Como mínimo, debería haber un retrato familiar del Rey junto con su esposa e hijo, a menos que…
El Rey o la Familia Real estuvieran tratando de ocultar algo o…
a alguien.
Y en el momento en que llegó a esta conclusión, la imagen de esa chica con cabello y ojos púrpuras se fortaleció en su mente.
Definitivamente algo estaba mal aquí.
Kael no sabía qué era y, honestamente, en este momento, no le importaba.
Solo sabía una cosa.
A diferencia de lo que pensaba cuando llegó aquí, la Realeza Drakthar no era diferente de cualquier otra familia en el poder.

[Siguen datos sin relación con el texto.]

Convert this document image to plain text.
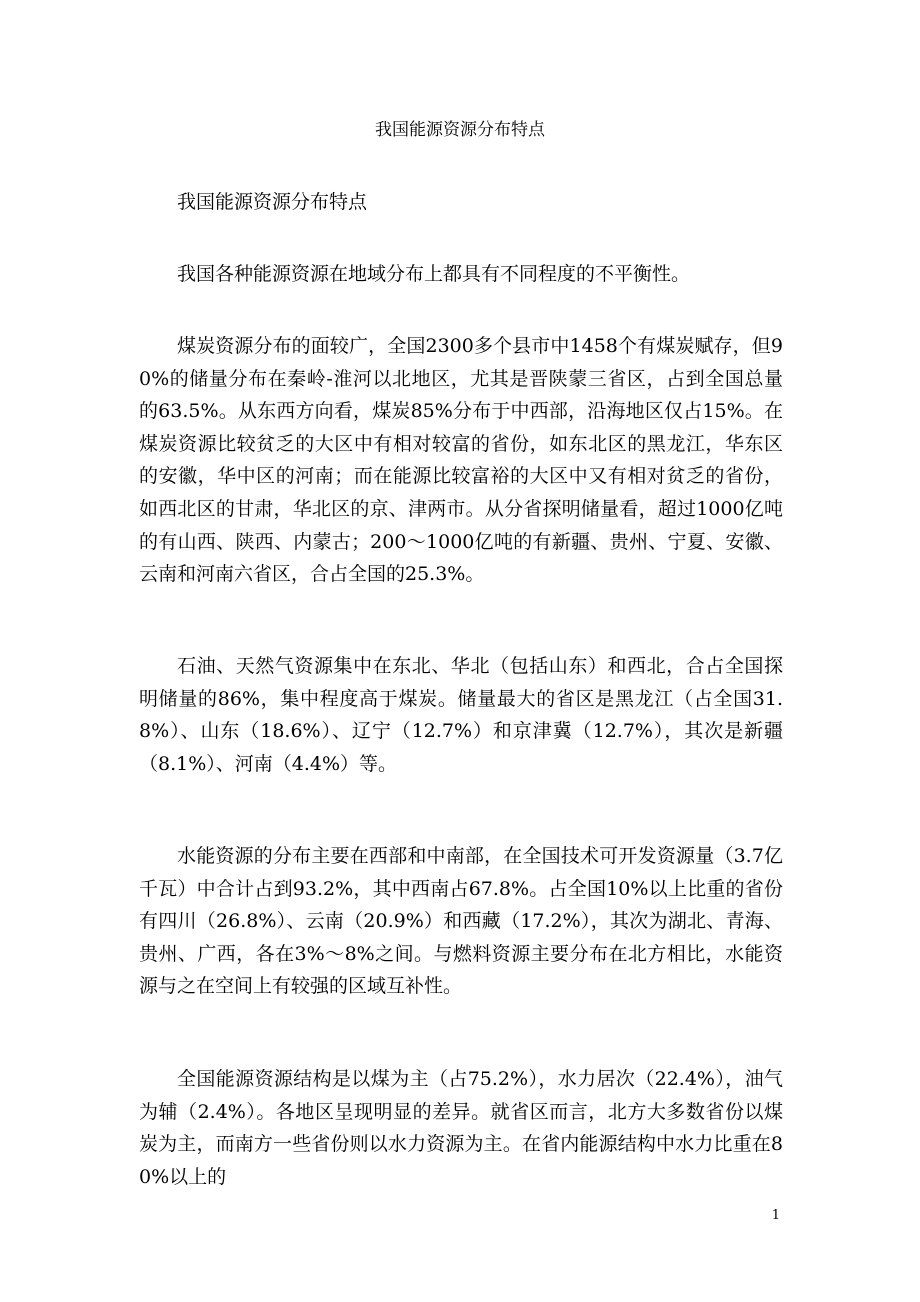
我国能源资源分布特点

我国能源资源分布特点

我国各种能源资源在地域分布上都具有不同程度的不平衡性。

煤炭资源分布的面较广，全国2300多个县市中1458个有煤炭赋存，但90%的储量分布在秦岭-淮河以北地区，尤其是晋陕蒙三省区，占到全国总量的63.5%。从东西方向看，煤炭85%分布于中西部，沿海地区仅占15%。在煤炭资源比较贫乏的大区中有相对较富的省份，如东北区的黑龙江，华东区的安徽，华中区的河南；而在能源比较富裕的大区中又有相对贫乏的省份，如西北区的甘肃，华北区的京、津两市。从分省探明储量看，超过1000亿吨的有山西、陕西、内蒙古；200～1000亿吨的有新疆、贵州、宁夏、安徽、云南和河南六省区，合占全国的25.3%。

石油、天然气资源集中在东北、华北（包括山东）和西北，合占全国探明储量的86%，集中程度高于煤炭。储量最大的省区是黑龙江（占全国31.8%）、山东（18.6%）、辽宁（12.7%）和京津冀（12.7%），其次是新疆（8.1%）、河南（4.4%）等。

水能资源的分布主要在西部和中南部，在全国技术可开发资源量（3.7亿千瓦）中合计占到93.2%，其中西南占67.8%。占全国10%以上比重的省份有四川（26.8%）、云南（20.9%）和西藏（17.2%），其次为湖北、青海、贵州、广西，各在3%～8%之间。与燃料资源主要分布在北方相比，水能资源与之在空间上有较强的区域互补性。

全国能源资源结构是以煤为主（占75.2%），水力居次（22.4%），油气为辅（2.4%）。各地区呈现明显的差异。就省区而言，北方大多数省份以煤炭为主，而南方一些省份则以水力资源为主。在省内能源结构中水力比重在80%以上的

1
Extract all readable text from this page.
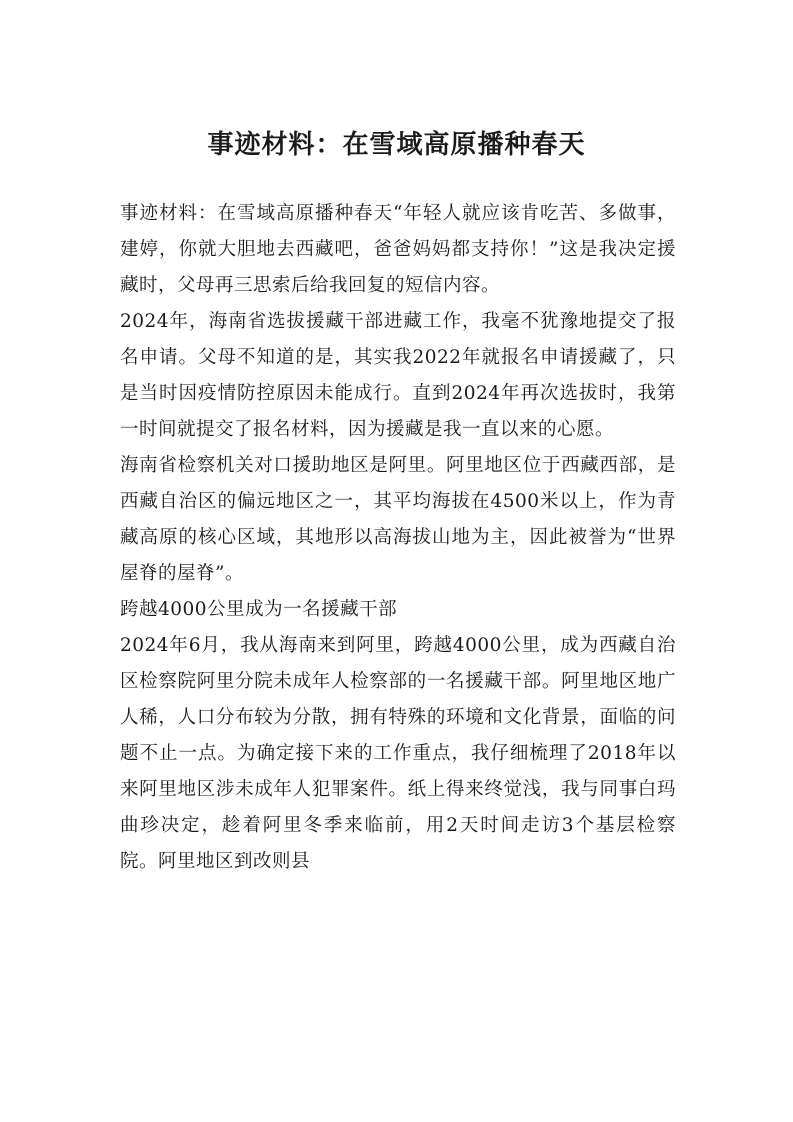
事迹材料：在雪域高原播种春天

事迹材料：在雪域高原播种春天“年轻人就应该肯吃苦、多做事，建婷，你就大胆地去西藏吧，爸爸妈妈都支持你！”这是我决定援藏时，父母再三思索后给我回复的短信内容。

2024年，海南省选拔援藏干部进藏工作，我毫不犹豫地提交了报名申请。父母不知道的是，其实我2022年就报名申请援藏了，只是当时因疫情防控原因未能成行。直到2024年再次选拔时，我第一时间就提交了报名材料，因为援藏是我一直以来的心愿。

海南省检察机关对口援助地区是阿里。阿里地区位于西藏西部，是西藏自治区的偏远地区之一，其平均海拔在4500米以上，作为青藏高原的核心区域，其地形以高海拔山地为主，因此被誉为“世界屋脊的屋脊”。

跨越4000公里成为一名援藏干部

2024年6月，我从海南来到阿里，跨越4000公里，成为西藏自治区检察院阿里分院未成年人检察部的一名援藏干部。阿里地区地广人稀，人口分布较为分散，拥有特殊的环境和文化背景，面临的问题不止一点。为确定接下来的工作重点，我仔细梳理了2018年以来阿里地区涉未成年人犯罪案件。纸上得来终觉浅，我与同事白玛曲珍决定，趁着阿里冬季来临前，用2天时间走访3个基层检察院。阿里地区到改则县
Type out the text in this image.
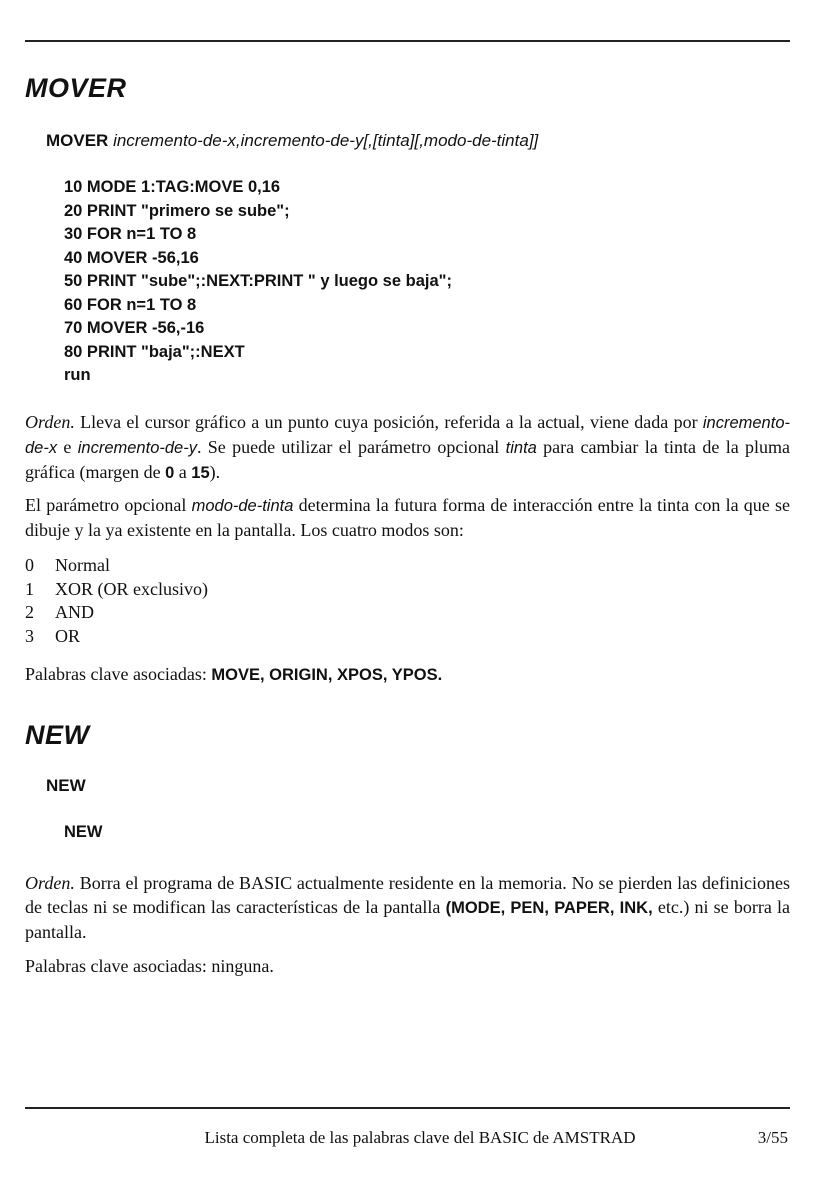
MOVER
MOVER incremento-de-x,incremento-de-y[,[tinta][,modo-de-tinta]]
10 MODE 1:TAG:MOVE 0,16
20 PRINT "primero se sube";
30 FOR n=1 TO 8
40 MOVER -56,16
50 PRINT "sube";:NEXT:PRINT " y luego se baja";
60 FOR n=1 TO 8
70 MOVER -56,-16
80 PRINT "baja";:NEXT
run
Orden. Lleva el cursor gráfico a un punto cuya posición, referida a la actual, viene dada por incremento-de-x e incremento-de-y. Se puede utilizar el parámetro opcional tinta para cambiar la tinta de la pluma gráfica (margen de 0 a 15).
El parámetro opcional modo-de-tinta determina la futura forma de interacción entre la tinta con la que se dibuje y la ya existente en la pantalla. Los cuatro modos son:
0 Normal
1 XOR (OR exclusivo)
2 AND
3 OR
Palabras clave asociadas: MOVE, ORIGIN, XPOS, YPOS.
NEW
NEW
NEW
Orden. Borra el programa de BASIC actualmente residente en la memoria. No se pierden las definiciones de teclas ni se modifican las características de la pantalla (MODE, PEN, PAPER, INK, etc.) ni se borra la pantalla.
Palabras clave asociadas: ninguna.
Lista completa de las palabras clave del BASIC de AMSTRAD	3/55
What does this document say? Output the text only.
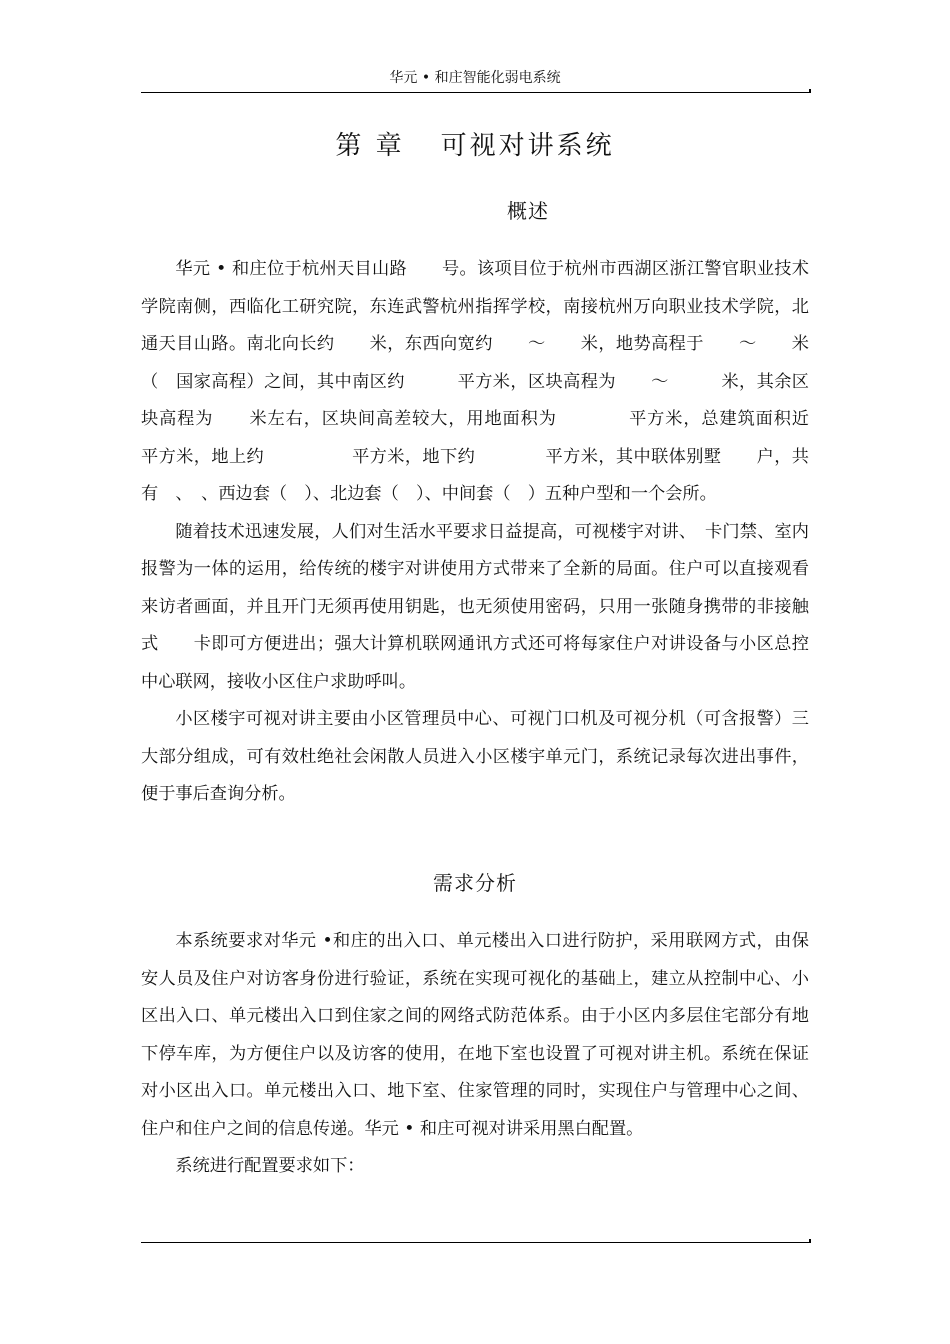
华元 • 和庄智能化弱电系统
第 章 可视对讲系统
概述

华元 • 和庄位于杭州天目山路　　号。该项目位于杭州市西湖区浙江警官职业技术学院南侧，西临化工研究院，东连武警杭州指挥学校，南接杭州万向职业技术学院，北通天目山路。南北向长约　　米，东西向宽约　　～　　米，地势高程于　　～　　米（　国家高程）之间，其中南区约　　　平方米，区块高程为　　～　　　米，其余区块高程为　　米左右，区块间高差较大，用地面积为　　　　平方米，总建筑面积近　　　　平方米，地上约　　　　　平方米，地下约　　　　平方米，其中联体别墅　　户，共有　、　、西边套（　）、北边套（　）、中间套（　）五种户型和一个会所。

随着技术迅速发展，人们对生活水平要求日益提高，可视楼宇对讲、　卡门禁、室内报警为一体的运用，给传统的楼宇对讲使用方式带来了全新的局面。住户可以直接观看来访者画面，并且开门无须再使用钥匙，也无须使用密码，只用一张随身携带的非接触式　　卡即可方便进出；强大计算机联网通讯方式还可将每家住户对讲设备与小区总控中心联网，接收小区住户求助呼叫。

小区楼宇可视对讲主要由小区管理员中心、可视门口机及可视分机（可含报警）三大部分组成，可有效杜绝社会闲散人员进入小区楼宇单元门，系统记录每次进出事件，便于事后查询分析。

需求分析

本系统要求对华元 •和庄的出入口、单元楼出入口进行防护，采用联网方式，由保安人员及住户对访客身份进行验证，系统在实现可视化的基础上，建立从控制中心、小区出入口、单元楼出入口到住家之间的网络式防范体系。由于小区内多层住宅部分有地下停车库，为方便住户以及访客的使用，在地下室也设置了可视对讲主机。系统在保证对小区出入口。单元楼出入口、地下室、住家管理的同时，实现住户与管理中心之间、住户和住户之间的信息传递。华元 • 和庄可视对讲采用黑白配置。

系统进行配置要求如下：
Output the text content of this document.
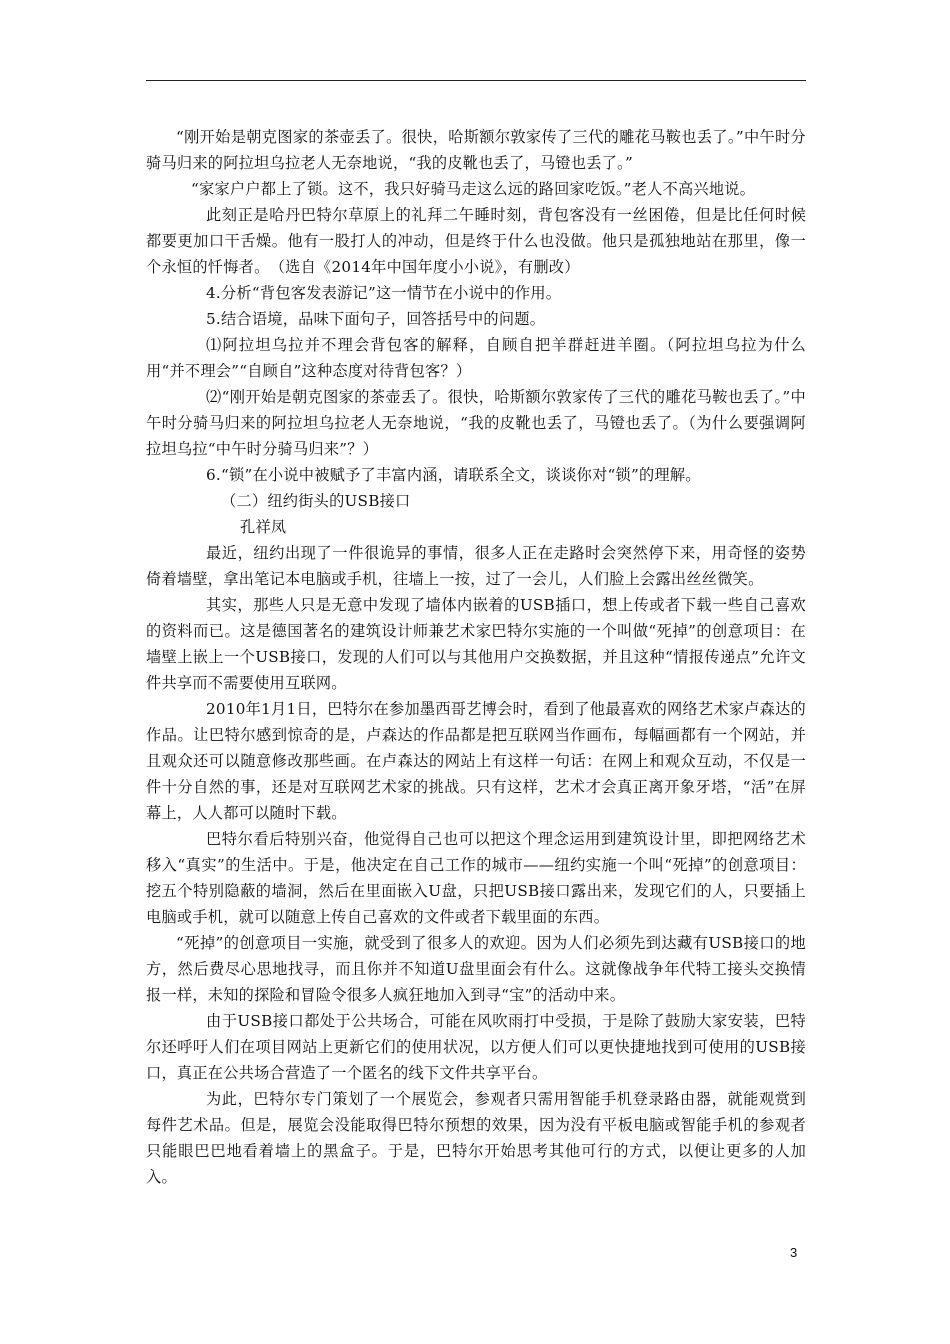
“刚开始是朝克图家的茶壶丢了。很快，哈斯额尔敦家传了三代的雕花马鞍也丢了。”中午时分骑马归来的阿拉坦乌拉老人无奈地说，“我的皮靴也丢了，马镫也丢了。”

“家家户户都上了锁。这不，我只好骑马走这么远的路回家吃饭。”老人不高兴地说。

此刻正是哈丹巴特尔草原上的礼拜二午睡时刻，背包客没有一丝困倦，但是比任何时候都要更加口干舌燥。他有一股打人的冲动，但是终于什么也没做。他只是孤独地站在那里，像一个永恒的忏悔者。　（选自《2014年中国年度小小说》，有删改）

4.分析“背包客发表游记”这一情节在小说中的作用。

5.结合语境，品味下面句子，回答括号中的问题。

⑴阿拉坦乌拉并不理会背包客的解释，自顾自把羊群赶进羊圈。（阿拉坦乌拉为什么用“并不理会”“自顾自”这种态度对待背包客？）

⑵“刚开始是朝克图家的茶壶丢了。很快，哈斯额尔敦家传了三代的雕花马鞍也丢了。”中午时分骑马归来的阿拉坦乌拉老人无奈地说，“我的皮靴也丢了，马镫也丢了。（为什么要强调阿拉坦乌拉“中午时分骑马归来”？）

6.“锁”在小说中被赋予了丰富内涵，请联系全文，谈谈你对“锁”的理解。

（二）纽约街头的USB接口

孔祥凤

最近，纽约出现了一件很诡异的事情，很多人正在走路时会突然停下来，用奇怪的姿势倚着墙壁，拿出笔记本电脑或手机，往墙上一按，过了一会儿，人们脸上会露出丝丝微笑。

其实，那些人只是无意中发现了墙体内嵌着的USB插口，想上传或者下载一些自己喜欢的资料而已。这是德国著名的建筑设计师兼艺术家巴特尔实施的一个叫做“死掉”的创意项目：在墙壁上嵌上一个USB接口，发现的人们可以与其他用户交换数据，并且这种“情报传递点”允许文件共享而不需要使用互联网。

2010年1月1日，巴特尔在参加墨西哥艺博会时，看到了他最喜欢的网络艺术家卢森达的作品。让巴特尔感到惊奇的是，卢森达的作品都是把互联网当作画布，每幅画都有一个网站，并且观众还可以随意修改那些画。在卢森达的网站上有这样一句话：在网上和观众互动，不仅是一件十分自然的事，还是对互联网艺术家的挑战。只有这样，艺术才会真正离开象牙塔，“活”在屏幕上，人人都可以随时下载。

巴特尔看后特别兴奋，他觉得自己也可以把这个理念运用到建筑设计里，即把网络艺术移入“真实”的生活中。于是，他决定在自己工作的城市——纽约实施一个叫“死掉”的创意项目：挖五个特别隐蔽的墙洞，然后在里面嵌入U盘，只把USB接口露出来，发现它们的人，只要插上电脑或手机，就可以随意上传自己喜欢的文件或者下载里面的东西。

“死掉”的创意项目一实施，就受到了很多人的欢迎。因为人们必须先到达藏有USB接口的地方，然后费尽心思地找寻，而且你并不知道U盘里面会有什么。这就像战争年代特工接头交换情报一样，未知的探险和冒险令很多人疯狂地加入到寻“宝”的活动中来。

由于USB接口都处于公共场合，可能在风吹雨打中受损，于是除了鼓励大家安装，巴特尔还呼吁人们在项目网站上更新它们的使用状况，以方便人们可以更快捷地找到可使用的USB接口，真正在公共场合营造了一个匿名的线下文件共享平台。

为此，巴特尔专门策划了一个展览会，参观者只需用智能手机登录路由器，就能观赏到每件艺术品。但是，展览会没能取得巴特尔预想的效果，因为没有平板电脑或智能手机的参观者只能眼巴巴地看着墙上的黑盒子。于是，巴特尔开始思考其他可行的方式，以便让更多的人加入。

3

Había secretos ocultos bajo secretos, y no se sorprendería si la Familia Real se volvía contra él e incluso lo perseguía si abandonaba su título como Héroe.
Estaba atrapado, y necesitaba actuar como el Héroe ideal si quería sobrevivir.
Incluso si eso significaba aceptar una ‘prueba’ que podría matarlo.
—Pero acabas de llegar hace dos semanas.
Enviarte a un pueblo fronterizo…
Es demasiado peligroso.
Elira seguía preocupada.
Kael miró a la Maga de la Corte y sonrió.
—¿Te atreves a menospreciarme?
Soy el Héroe, ¿sabes?
También soy quien ganó nuestra apuesta, ¿recuerdas?
Bromeó.
Esta vez, sin embargo, Elira no reaccionó como de costumbre.
Más bien, miró a Kael y con una expresión solemne en su rostro, preguntó:
—¿Estás seguro de esto?
—Lo estoy.
Kael asintió, y al final, Elira y Arlan cedieron.
—Bien.
Te deseamos suerte.
—Gracias.
—Tenemos una reunión a la que asistir, así que nos marcharemos ahora —informó Elira.
—¿Oh?
¿Así que realmente trabajas?
Yo pensaba…
—Cállate, mocoso.
—De acuerdo.
Kael se quedó en silencio mientras los hermanos se alejaban.